Étiquettes

, , ,

Andrew Korybko

 Soit Trump est malicieusement mal informé sur le conflit par ses conseillers de confiance (sans compter Witkoff bien sûr), soit il crée de manière manipulatrice le prétexte d’une escalade américaine.

Le dernier message de colère de M. Trump à propos de M. Poutine en dit long sur la façon dont il perçoit le conflit ukrainien. Selon lui, « [Poutine] est devenu complètement fou ! Il tue inutilement beaucoup de gens, et je ne parle pas seulement de soldats. Des missiles et des drones sont tirés sur des villes ukrainiennes, sans aucune raison. J’ai toujours dit qu’il voulait TOUTE l’Ukraine, pas seulement une partie, et peut-être que cela s’avère juste, mais s’il le fait, cela mènera à la chute de la Russie ! »

En réalité, la Russie a intensifié sa campagne de bombardements contre l’Ukraine en réponse à l’intensification par de sa campagne de drones, au cours de laquelle l’hélicoptère de M. Poutine a failli être abattu après avoir été pris dans un essaim de drones alors qu’il visitait Koursk la semaine dernière. M. Zelensky avait auparavant exigé que les États-Unis condamnent la Russie pour ses dernières attaques après avoir gardé le silence toute la semaine, ce à quoi M. Trump s’est plié malgré un silence suspect après que M. Zelensky eut implicitement menacé le défilé du jour de la Victoire à Moscou.

Quant à l’affirmation de Trump selon laquelle Poutine « veut TOUTE l’Ukraine, pas seulement une partie », il s’agit d’une grossière déformation de son dernier plan de zone tampon qui a été annoncé en réponse à la campagne de drones intensifiée de l’Ukraine, mentionnée plus haut, qui a provoqué un bombardement réciproque de la part de la Russie. Juste au début de ces escalades, Trump a eu son troisième appel avec Poutine cette année, qui a été analysé ici et comprenait une liste de dix informations de base pour mettre les observateurs au courant de la dynamique politico-militaire du conflit.

Bien que M. Trump ait également écrit dans son dernier message de colère à propos de M. Poutine que « le président Zelenskyy ne rend pas service à son pays en parlant comme il le fait. Tout ce qui sort de sa bouche cause des problèmes, je n’aime pas ça et il vaudrait mieux que ça cesse », il est clair que son courroux vise beaucoup plus le dirigeant russe que le dirigeant ukrainien. Les observateurs objectifs peuvent donc conclure que Trump est soit mal informé sur le conflit par ses conseillers de confiance, soit qu’il crée de manière manipulatrice le prétexte d’une escalade américaine.

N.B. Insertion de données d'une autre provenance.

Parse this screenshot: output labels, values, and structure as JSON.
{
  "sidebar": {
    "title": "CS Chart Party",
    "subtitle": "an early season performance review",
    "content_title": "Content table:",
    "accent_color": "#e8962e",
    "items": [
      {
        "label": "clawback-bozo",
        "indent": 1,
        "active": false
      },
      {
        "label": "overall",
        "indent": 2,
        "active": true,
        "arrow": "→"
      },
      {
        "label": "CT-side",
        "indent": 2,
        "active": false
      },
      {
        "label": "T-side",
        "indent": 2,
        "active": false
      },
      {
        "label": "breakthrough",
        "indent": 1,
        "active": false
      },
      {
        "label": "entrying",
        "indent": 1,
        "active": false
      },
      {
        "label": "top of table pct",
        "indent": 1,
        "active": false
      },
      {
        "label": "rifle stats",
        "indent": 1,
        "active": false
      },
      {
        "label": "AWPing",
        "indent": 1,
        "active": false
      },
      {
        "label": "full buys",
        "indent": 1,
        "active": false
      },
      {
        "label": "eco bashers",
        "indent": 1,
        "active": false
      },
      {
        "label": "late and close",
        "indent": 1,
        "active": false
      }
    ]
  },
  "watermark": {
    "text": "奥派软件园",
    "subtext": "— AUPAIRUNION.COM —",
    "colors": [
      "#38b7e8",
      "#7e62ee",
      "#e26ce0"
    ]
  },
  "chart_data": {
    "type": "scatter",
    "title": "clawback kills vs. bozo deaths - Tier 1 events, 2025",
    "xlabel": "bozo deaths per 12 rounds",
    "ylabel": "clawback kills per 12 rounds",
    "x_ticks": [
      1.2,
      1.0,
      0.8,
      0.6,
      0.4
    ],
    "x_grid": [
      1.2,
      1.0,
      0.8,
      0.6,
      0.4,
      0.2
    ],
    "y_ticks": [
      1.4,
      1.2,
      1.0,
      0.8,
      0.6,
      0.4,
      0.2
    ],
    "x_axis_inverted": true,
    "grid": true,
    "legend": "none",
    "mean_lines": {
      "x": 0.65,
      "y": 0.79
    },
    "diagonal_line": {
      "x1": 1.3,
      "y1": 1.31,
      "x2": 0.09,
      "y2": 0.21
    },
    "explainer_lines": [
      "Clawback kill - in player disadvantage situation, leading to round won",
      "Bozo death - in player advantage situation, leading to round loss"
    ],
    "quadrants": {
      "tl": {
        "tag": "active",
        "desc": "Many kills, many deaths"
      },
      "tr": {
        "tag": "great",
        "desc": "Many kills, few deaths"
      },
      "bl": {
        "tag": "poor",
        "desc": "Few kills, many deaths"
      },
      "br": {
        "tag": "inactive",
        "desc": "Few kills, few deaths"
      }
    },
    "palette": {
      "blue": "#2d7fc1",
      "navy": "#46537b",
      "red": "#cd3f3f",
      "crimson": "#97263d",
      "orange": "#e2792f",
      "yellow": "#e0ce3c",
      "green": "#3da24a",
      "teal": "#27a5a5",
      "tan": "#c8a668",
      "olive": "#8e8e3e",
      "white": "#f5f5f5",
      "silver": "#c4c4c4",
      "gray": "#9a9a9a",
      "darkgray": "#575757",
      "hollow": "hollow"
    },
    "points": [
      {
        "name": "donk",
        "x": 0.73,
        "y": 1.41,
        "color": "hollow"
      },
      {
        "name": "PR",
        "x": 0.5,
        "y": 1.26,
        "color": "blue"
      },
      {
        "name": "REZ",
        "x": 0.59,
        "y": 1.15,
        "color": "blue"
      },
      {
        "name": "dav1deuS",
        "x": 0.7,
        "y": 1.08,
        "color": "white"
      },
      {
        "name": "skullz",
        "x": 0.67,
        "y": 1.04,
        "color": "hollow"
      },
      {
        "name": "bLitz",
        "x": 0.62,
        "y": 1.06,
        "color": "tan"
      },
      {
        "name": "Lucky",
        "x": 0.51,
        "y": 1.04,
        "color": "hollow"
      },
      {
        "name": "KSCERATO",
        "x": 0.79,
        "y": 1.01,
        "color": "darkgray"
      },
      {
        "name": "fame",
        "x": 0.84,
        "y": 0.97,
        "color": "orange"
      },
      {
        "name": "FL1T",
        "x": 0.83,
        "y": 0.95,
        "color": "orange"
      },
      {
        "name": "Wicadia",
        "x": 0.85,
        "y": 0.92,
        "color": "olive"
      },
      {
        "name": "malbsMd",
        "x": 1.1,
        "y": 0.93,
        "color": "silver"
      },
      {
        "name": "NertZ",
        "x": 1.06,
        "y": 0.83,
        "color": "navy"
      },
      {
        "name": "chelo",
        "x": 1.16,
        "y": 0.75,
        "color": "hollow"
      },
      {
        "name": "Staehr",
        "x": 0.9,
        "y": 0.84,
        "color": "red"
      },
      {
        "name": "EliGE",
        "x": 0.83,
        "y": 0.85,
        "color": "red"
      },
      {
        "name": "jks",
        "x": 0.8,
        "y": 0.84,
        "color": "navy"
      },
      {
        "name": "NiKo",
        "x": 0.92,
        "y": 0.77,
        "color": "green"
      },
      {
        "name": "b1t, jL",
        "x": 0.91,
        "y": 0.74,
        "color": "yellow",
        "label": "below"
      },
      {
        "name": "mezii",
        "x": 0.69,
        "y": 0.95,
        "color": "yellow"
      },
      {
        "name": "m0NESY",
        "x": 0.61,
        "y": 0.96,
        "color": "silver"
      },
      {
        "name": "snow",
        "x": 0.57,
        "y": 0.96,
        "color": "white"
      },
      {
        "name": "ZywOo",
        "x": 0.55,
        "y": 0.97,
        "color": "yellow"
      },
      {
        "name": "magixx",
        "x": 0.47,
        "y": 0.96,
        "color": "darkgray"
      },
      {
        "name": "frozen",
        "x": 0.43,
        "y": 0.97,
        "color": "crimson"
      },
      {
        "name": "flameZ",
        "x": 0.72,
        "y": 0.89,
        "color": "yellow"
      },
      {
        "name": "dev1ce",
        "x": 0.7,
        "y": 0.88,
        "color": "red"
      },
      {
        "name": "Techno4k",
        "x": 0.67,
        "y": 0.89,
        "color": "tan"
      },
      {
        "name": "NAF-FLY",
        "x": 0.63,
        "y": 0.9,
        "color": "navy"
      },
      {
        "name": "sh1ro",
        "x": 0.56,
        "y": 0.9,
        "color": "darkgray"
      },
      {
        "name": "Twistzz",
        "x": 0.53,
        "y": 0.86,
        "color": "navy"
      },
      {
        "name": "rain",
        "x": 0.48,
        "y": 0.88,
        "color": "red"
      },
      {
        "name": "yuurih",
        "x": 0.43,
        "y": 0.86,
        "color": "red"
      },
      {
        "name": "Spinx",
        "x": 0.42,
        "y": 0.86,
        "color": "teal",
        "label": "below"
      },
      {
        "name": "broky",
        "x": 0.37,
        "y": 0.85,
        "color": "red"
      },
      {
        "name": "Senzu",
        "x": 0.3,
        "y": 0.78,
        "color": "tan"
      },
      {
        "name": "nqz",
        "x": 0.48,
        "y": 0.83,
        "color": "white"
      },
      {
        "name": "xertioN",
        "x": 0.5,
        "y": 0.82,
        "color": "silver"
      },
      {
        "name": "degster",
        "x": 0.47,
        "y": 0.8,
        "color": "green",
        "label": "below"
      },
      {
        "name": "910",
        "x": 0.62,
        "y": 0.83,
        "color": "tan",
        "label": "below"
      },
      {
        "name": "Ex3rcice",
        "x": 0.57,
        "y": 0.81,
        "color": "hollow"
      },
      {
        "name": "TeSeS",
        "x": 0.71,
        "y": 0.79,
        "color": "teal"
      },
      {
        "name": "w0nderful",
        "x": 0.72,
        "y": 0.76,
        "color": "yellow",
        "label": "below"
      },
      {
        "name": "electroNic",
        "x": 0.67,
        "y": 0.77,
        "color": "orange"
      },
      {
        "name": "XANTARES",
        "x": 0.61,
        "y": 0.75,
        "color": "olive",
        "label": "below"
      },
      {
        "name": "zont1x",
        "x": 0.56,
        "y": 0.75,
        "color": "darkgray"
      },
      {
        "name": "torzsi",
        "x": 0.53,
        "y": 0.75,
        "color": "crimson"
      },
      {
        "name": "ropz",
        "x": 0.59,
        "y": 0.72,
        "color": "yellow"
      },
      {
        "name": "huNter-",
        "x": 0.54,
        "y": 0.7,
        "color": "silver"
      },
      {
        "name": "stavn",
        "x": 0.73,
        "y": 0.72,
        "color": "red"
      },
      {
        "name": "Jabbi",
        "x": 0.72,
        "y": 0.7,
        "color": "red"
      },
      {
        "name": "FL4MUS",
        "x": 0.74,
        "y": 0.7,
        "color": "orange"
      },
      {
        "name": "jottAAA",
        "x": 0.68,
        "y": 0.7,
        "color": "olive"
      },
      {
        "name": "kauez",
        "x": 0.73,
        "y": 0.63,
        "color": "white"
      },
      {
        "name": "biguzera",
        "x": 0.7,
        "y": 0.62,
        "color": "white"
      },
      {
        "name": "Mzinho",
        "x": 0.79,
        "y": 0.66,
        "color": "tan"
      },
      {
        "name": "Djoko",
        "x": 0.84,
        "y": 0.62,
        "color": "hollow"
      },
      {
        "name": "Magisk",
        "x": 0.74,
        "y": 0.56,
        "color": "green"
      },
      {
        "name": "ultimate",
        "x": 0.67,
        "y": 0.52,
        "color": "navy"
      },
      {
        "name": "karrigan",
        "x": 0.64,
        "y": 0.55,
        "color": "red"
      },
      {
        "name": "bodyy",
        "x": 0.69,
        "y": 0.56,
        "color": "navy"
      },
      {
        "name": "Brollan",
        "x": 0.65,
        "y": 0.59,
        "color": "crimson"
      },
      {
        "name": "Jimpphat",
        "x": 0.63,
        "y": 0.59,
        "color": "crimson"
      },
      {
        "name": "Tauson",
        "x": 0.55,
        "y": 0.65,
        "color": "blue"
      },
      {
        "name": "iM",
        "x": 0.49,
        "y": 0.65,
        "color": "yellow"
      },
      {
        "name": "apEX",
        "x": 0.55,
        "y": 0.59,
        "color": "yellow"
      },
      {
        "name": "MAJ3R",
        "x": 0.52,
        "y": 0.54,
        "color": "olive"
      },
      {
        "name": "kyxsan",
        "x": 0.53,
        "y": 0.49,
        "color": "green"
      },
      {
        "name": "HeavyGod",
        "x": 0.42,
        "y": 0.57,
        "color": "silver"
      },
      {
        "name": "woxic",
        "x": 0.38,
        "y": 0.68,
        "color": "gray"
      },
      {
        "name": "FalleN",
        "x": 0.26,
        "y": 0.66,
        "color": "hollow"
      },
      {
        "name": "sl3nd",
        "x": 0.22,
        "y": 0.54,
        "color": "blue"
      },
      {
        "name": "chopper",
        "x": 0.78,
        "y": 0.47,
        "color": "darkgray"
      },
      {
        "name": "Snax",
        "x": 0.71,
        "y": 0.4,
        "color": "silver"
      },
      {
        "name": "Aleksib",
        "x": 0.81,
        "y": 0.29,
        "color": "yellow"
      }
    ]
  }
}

En ce qui concerne la première possibilité, bien que son envoyé en Russie Steve Witkoff soit un ami proche, certains membres de l’entourage de Trump ne l’apprécient pas ou ne lui font même pas confiance, et ils pourraient avoir chuchoté à l’oreille de Trump. Pour ce qui est de la deuxième possibilité, la confirmation par M. Trump qu’il envisage de nouvelles sanctions à l’encontre de la Russie – qui est intervenue après des messages antérieurs à ce sujet – pourrait l’amener à approuver le plan de son allié Lindsey Graham visant à faire passer sa proposition de loi au Congrès, qui imposerait des droits de douane de 500 % à tous les clients russes du secteur de l’énergie.

Le secrétaire d’État Marco Rubio a confirmé également que de nouvelles sanctions contre la Russie et même une aide à l’Ukraine pourraient être envisagées, de sorte que les États-Unis pourraient ne pas se retirer purement et simplement du conflit, comme certains le prévoient. Bien sûr, la dernière colère de Trump contre Poutine pourrait n’être qu’un stratagème pour le pousser à faire des compromis sur ses objectifs maximaux, ce qu’il n’accepte pas, ou une explosion émotionnelle sans intention stratégique, mais elle soulève des questions sur la façon dont Trump perçoit le conflit.

Il n’y a aucune excuse pour que Trump impute à Poutine les dernières escalades du tic-tac, et encore moins pour qu’il affirme qu’il est « devenu complètement fou » et qu’il pourrait même « vouloir TOUTE l’Ukraine », ce qui prouve que quelque chose ne va pas du tout. Soit Trump est malicieusement mal informé sur le conflit par ses conseillers de confiance (sans compter Witkoff bien sûr), soit il crée de manière manipulatrice le prétexte d’une escalade américaine. La semaine à venir pourrait donc nous en apprendre davantage sur laquelle de ces deux explications est la plus probable.